17:15 Kamila Siqueira 3 Comments

22/09/2016 




  É difícil acreditar. Quando digo a algumas pessoas, nem todas acreditam. Mas, eu juro, entre todas as suas mentiras e histórias mirabolantes, existiram algumas verdades incontestáveis.
 
  É verdade, por exemplo, aquilo que você disse em nosso primeiro encontro sobre eu ser muito mais bonita pessoalmente do que pelas fotos do instagram. Eu nunca precisei de filtros para ser bonita mesmo. E todas aquelas palavras de admiração que você disse naquela noite, tropeçando nas palavras, entre gaguejos e nervosismo, foram verdades. Foi verdade também o que falou naquela outra noite, quando deitamos na grama e observamos morcegos passeando pelo céu. Você se lembra de dizer que eu era uma companhia tão gostosa que dava vontade de me levar para um lugar distante, com chocolate quente e um cobertor, só para observar as estrelas? Era conversa de conquistador barato, mas eu sou mesmo uma companhia esplêndida, meu bem. Quando me disse que nem acreditava direito que eu estava te dando uma chance, eu ri sem pensar no quanto você estava certo. Você foi um cara de sorte mesmo.
  
  Quando te contei todas as histórias por trás da minha tatuagem e você disse que sou forte, você estava falando a verdade.
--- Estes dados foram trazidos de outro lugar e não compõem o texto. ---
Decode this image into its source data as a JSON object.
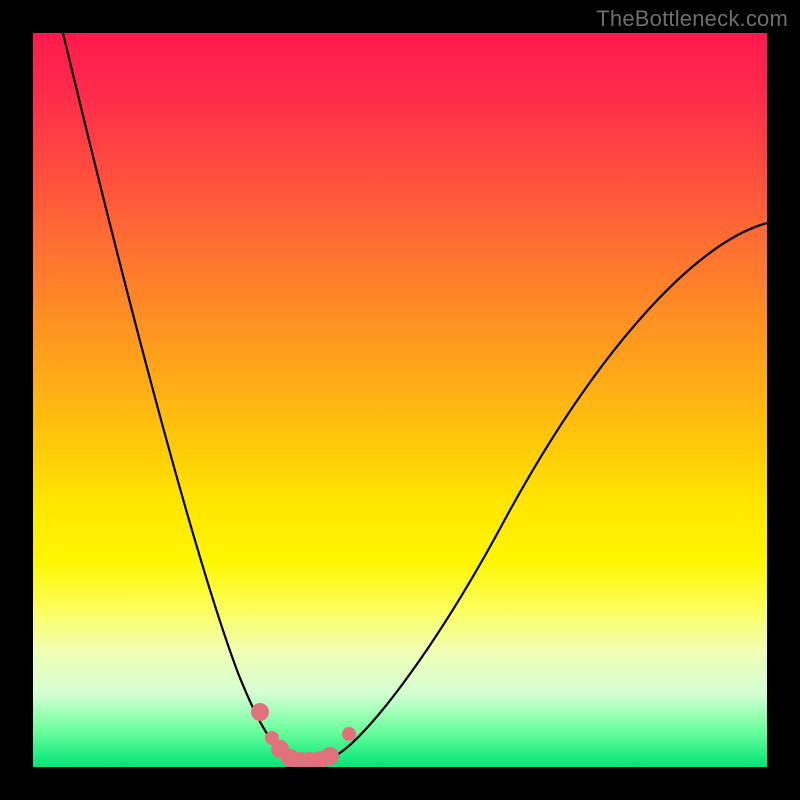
{
  "watermark": "TheBottleneck.com",
  "chart_data": {
    "type": "line",
    "title": "",
    "xlabel": "",
    "ylabel": "",
    "xlim": [
      0,
      100
    ],
    "ylim": [
      0,
      100
    ],
    "background_gradient_stops": [
      {
        "pct": 0,
        "color": "#ff1a4d"
      },
      {
        "pct": 8,
        "color": "#ff2b4b"
      },
      {
        "pct": 18,
        "color": "#ff4a3f"
      },
      {
        "pct": 30,
        "color": "#ff7330"
      },
      {
        "pct": 42,
        "color": "#ff9a1e"
      },
      {
        "pct": 54,
        "color": "#ffc20c"
      },
      {
        "pct": 64,
        "color": "#ffe600"
      },
      {
        "pct": 72,
        "color": "#fff700"
      },
      {
        "pct": 78,
        "color": "#fdfd56"
      },
      {
        "pct": 84,
        "color": "#f2ffb2"
      },
      {
        "pct": 90,
        "color": "#d4ffd4"
      },
      {
        "pct": 95,
        "color": "#6dff9d"
      },
      {
        "pct": 100,
        "color": "#00e676"
      }
    ],
    "series": [
      {
        "name": "bottleneck-curve",
        "color": "#000000",
        "x": [
          4,
          8,
          12,
          16,
          20,
          24,
          27,
          30,
          32,
          34,
          36,
          38,
          40,
          42,
          45,
          50,
          55,
          60,
          65,
          70,
          75,
          80,
          85,
          90,
          95,
          100
        ],
        "y": [
          100,
          82,
          66,
          52,
          40,
          28,
          18,
          10,
          6,
          3,
          1,
          0,
          0,
          1,
          3,
          8,
          15,
          23,
          31,
          39,
          47,
          54,
          61,
          67,
          72,
          74
        ]
      }
    ],
    "markers": {
      "color": "#e2717e",
      "x": [
        30.9,
        32.6,
        33.6,
        35.0,
        36.3,
        37.7,
        39.0,
        40.4,
        43.0
      ],
      "y": [
        7.5,
        3.9,
        2.5,
        1.2,
        0.8,
        0.8,
        0.9,
        1.5,
        4.5
      ],
      "radius_px": [
        9,
        7,
        9,
        9,
        9,
        9,
        9,
        9,
        7
      ]
    }
  }
}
Sou uma mulher forte pra caramba. E todas as vezes em que me disse que meus olhos eram diferentes, que era legal observar o tom incerto entre o castanho e o esverdeado, você estava certo. Meus olhos são fascinantes. E meu corpo, que seu corpo desejava de um jeito tão lascivo, também é perfeito. "Um poço de luxúria", como você dizia. Sabe aquele batom escuro que comprei e você disse que fiquei muito sexy com ele? Tenho usado-o muito ultimamente. E fico sexy mesmo.
  
  A inteligência que você admirava, ela cresce a cada dia dentro de mim. Lembra como sempre dizia que minha independência era admirável? Por eu ter dois empregos, por nunca querer depender de ninguém, por correr atrás de tudo o que preciso. A minha maturidade para relacionamentos que você achava incomum, meu respeito pelo espaço individual, minha busca por ter meu próprio espaço e saber equilibrar isso com uma relação saudável, a cada dia eu desenvolvo tudo isso mais um pouco. E sou cada vez mais inteira, mais completa. Por mim mesma.
  
  O meu talento com as palavras, meu talento com o trabalho, coisas que você reconhecia no dia a dia. Te ajudei a melhorar um pouquinho seu português. Te ensinaria também aquelas outras coisas que queria melhorar um pouco, caso tivéssemos mais tempo. Não foi o caso.
  
  Lembra daquele dia em que me disse o quanto eu era maravilhosa por ter montado seu currículo, te apoiado na busca por um emprego e ainda me oferecido para ajudar a organizar sua vida financeira no futuro? Você estava certo, eu sou maravilhosa mesmo. E sempre que me agradecia pela dedicação e pelo carinho, meu bem, você tinha toda a razão. Tinha muito pelo que agradecer.
  
  Lembra daquela vez em que sumiu durante um dia inteiro e me procurou à noite, angustiado com algo que havia acontecido? Obviamente, eu nunca soube o que de fato aconteceu, mas nunca vou me esquecer do teu suspiro aliviado ao dizer "Nossa, falar com você é meu melhor remédio". Eu podia te trazer paz, meu amor. Estava sempre disposta a carregar teu coração com minhas próprias mãos para que ele não doesse dentro do teu peito. Meu colo podia ser seu sempre que quisesse. Eu sei dar paz. Sei dar amor. Eu sei proporcionar um milhão de coisas que você não me deixou demonstrar. Eu tenho um amor gigantesco dentro de mim, que estava prontinho para te envolver e te afagar. Eu era sua, meu bem. Eu era toda sua.
  
  Não sei se você tem a consciência de que todas essas coisas que me disse eram verdades. Não sei se enxergou isso um dia. Não sei se viu todas as constelações de estrelas brilhantes dentro de mim, se sabe como sou uma pessoa incrível. Mas cheguei à conclusão que pouco importa o que você sabe. O mais importante, meu amor, é que EU sei de tudo o que sou.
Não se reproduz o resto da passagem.